26 March 2008

 

My least favourite part of town

Chemo floor quickie panoramaThere are some pretty views from the Fairview neighbourhood of Vancouver, but it is now officially my least favourite part of the city. It's objectively far nicer than many other parts of this region, but that doesn't matter.

Part of my dislike comes from a job I had there back in the '90s. There was no backbreaking physical work or relentless tedium (I encountered those in earlier jobs, installing alarms and working night shift at a gas station, respectively), but it was still the worst position I've ever held, because the psychological environment of the place was positively poisonous. I would take the longest lunch hours I could, sometimes walking down to False Creek and sitting on a grassy knoll, just staring into the distance eating while trying to purge the stress from my system.

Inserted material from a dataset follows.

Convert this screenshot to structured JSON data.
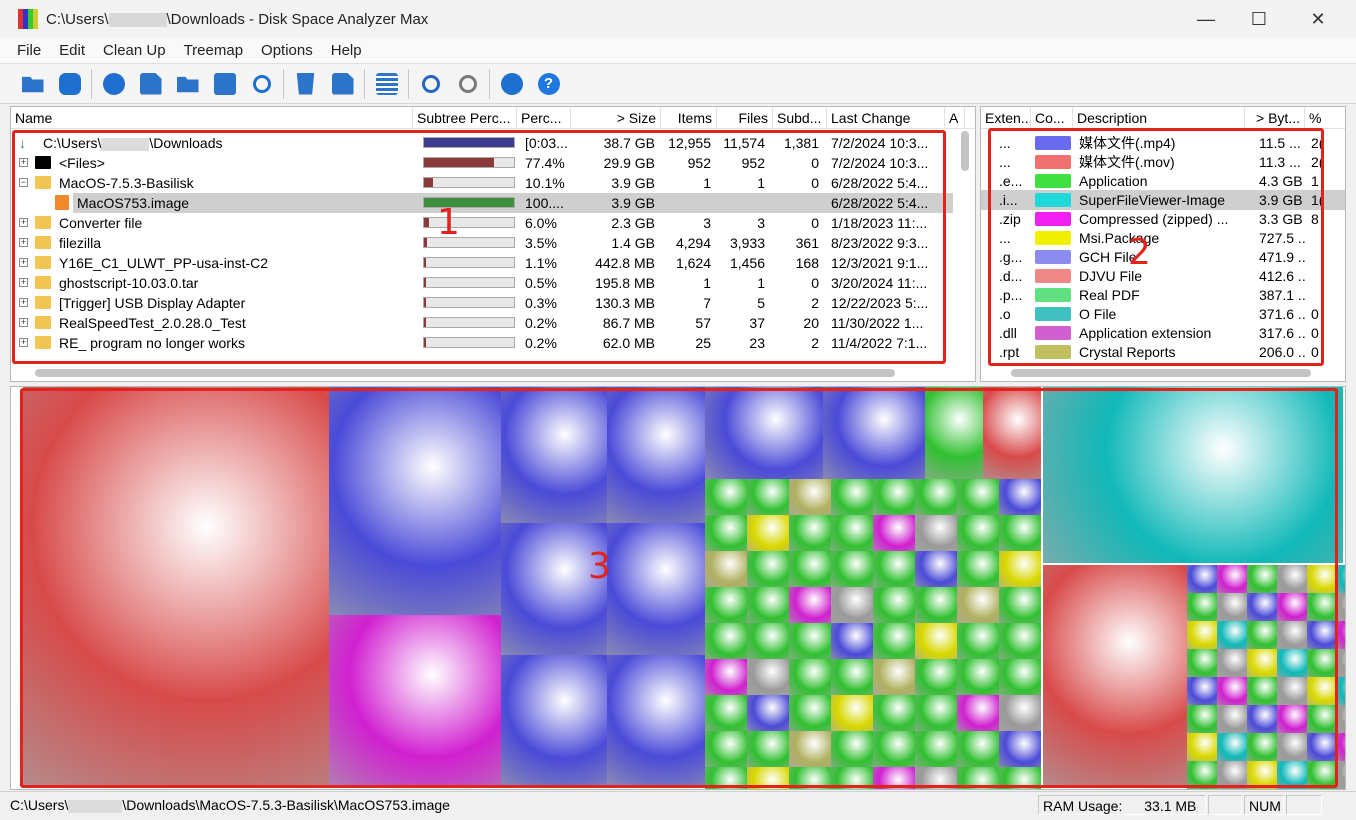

I quit after nine months, during which numerous coworkers had come and gone, some quitting after one day and others (including the person who hired me, who'd been with the company since it was founded) being summarily fired for often arbitrary reasons. I'm amazed I stayed so long.

But that's not the main reason. It's because Fairview is also home to the B.C. Cancer Agency, where I spend far too much time these days. Counterintuitively, the people there, from volunteers to doctors to nurses to technicians, are overwhelmingly wonderful, friendly, helpful, and understanding. The building is nicely decorated for a medical facility. It runs like clockwork—I've never had so many appointments with such complex interrelationships run so smoothly and on time, or been apologized to so profusely when things run late or get postponed.

And yet, it is the Cancer Agency, where I have gone for CT scans and radiation treatments and chemotherapy and emergency prescriptions of blood thinner injections. It's where my doctors told me that my cancer had spread to my lungs. True, Fairview is not where I spent the worst days of my life, late last July when I had lost 50 pounds, was hooked up to two IV poles in a ward at St. Paul's hospital, and could only lie in bed—not bathe, walk, eat, or even drink—for several days.

Yet somehow Vancouver's downtown West End, where those worst days did happen, still holds too many other happy memories, of fireworks and new love with my wife, and childhood walks in the park with my grandmother. Fairview is where I'm reminded, all the time, of how broken my body still is. Even driving through it on my way elsewhere, I feel queasy, my subconscious focusing on the nauseating chemical soup of chemo I get there every two weeks. Tomorrow is the next infusion.

Sorry, Fairview. I can't help it. You suck.